Questioner: When you look at the scripture from what I understand, the specific context has to do with a fairly isolationist group of people who are very homogenous. How do you apply from a reformed plus human perspectivesomething that really impacts the culture very differently in a very separate culture that might be that you know fundamentally valued separateness whereas the United States is cut down?

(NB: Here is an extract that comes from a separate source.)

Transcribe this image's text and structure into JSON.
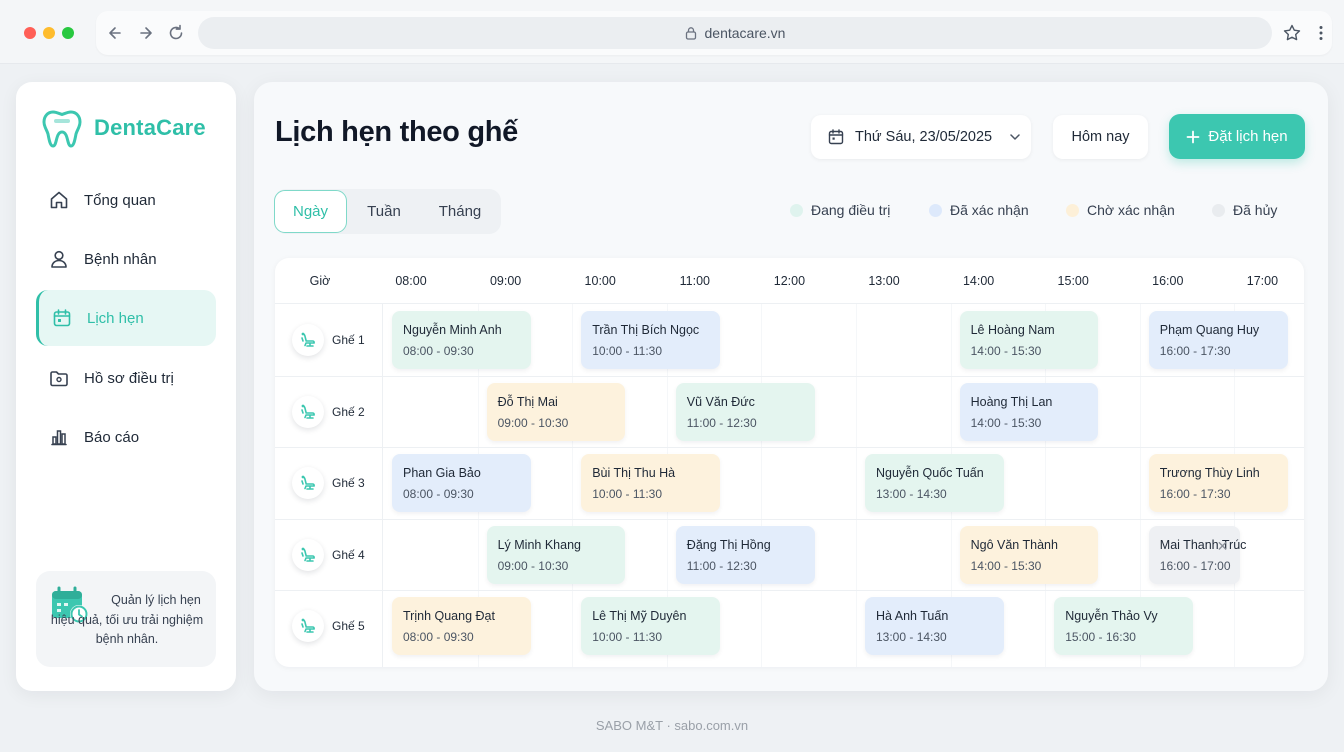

John Scott Redd Jr.: So, question is when you’re dealing with ancient Israel, particularly you’re thinking of right when you’re dealing with ancient Israel you have a very isolationist, separatist –  you know the word holy doesn’t mean to be set apart as holy right, so you’re a a special kind of internally focused organization trying to protect its purity from the people around it. And how do we apply that to a world like today where that’s not that’s not necessarily our interest right, it’s just to protect ourselves and kind of be isolationist and turned inward. Well I would say first of all when you go back to Israel, you’re right you have to read it in context it’s a reason why you can’t take the civil law of the old testament and just apply it right into this world today. I mean there’s obviously, there’s all kinds of adjustments that have to be made, Christ himself makes a lot of these adjustments for us as does Paul, you know Paul takes capital the capital punishment crimesof the old testament and says he applies them into excommunication out of

the church. Okay so it’s interesting that’s something we have to take in consideration when we’re looking at how to interpret these things but I would actually add this, I think a close reading the old testament would actually reveal Israel to be a country where, yes if you were in the land at the time of the conquest you were under the ban that had been provided, you know and ordered in Genesis beginning, in Genesis 15 where God says that he will hold off before he gives his people into the land because the people in the land do not deserve it yet, okay that’s the argument, the sin of the Amorites has not reached its full. But at one point it will and in that case when the conquest happens it will be a, you know it’ll be a, just thing okay so leaving that aside as a very specific rule for a very specific time if you actually look at how Israel is called to interact with the nations that are not in the land. So it’s bordering nations and that includes Edom and us elsewhere it’s told, you know I’m forgetting where in Deuteronomy, is Deuteronomy 20 I’m blanking on where it is, I have to go back but where he talks about dealing with nations not in the land, I would actually argue it’s very similar to what positions we would hold today. You start with diplomacy you’re supposed to interact try to create diplomatic relations if they aggress against you and they can’t be placated by diplomacy then you introduce, then you’re able to consider you know the response by force. But actually I would argue that genesis, I mean that throughout the old testament Israel is called on to be not only in friendly diplomatic relations with the countries around it but actually to be expanding its influence around the world through diplomatic relations. So, it’s not obvious because I think everybody sees, oh look how look at the ban the Karam ban of the conquest and that’s so unique and special. But actually, I think the most of the rules that you see with Israel in the Old Testament are actually quite reasonable and they give us some values in how we think about, we ought to respond now. Okay, thank you all.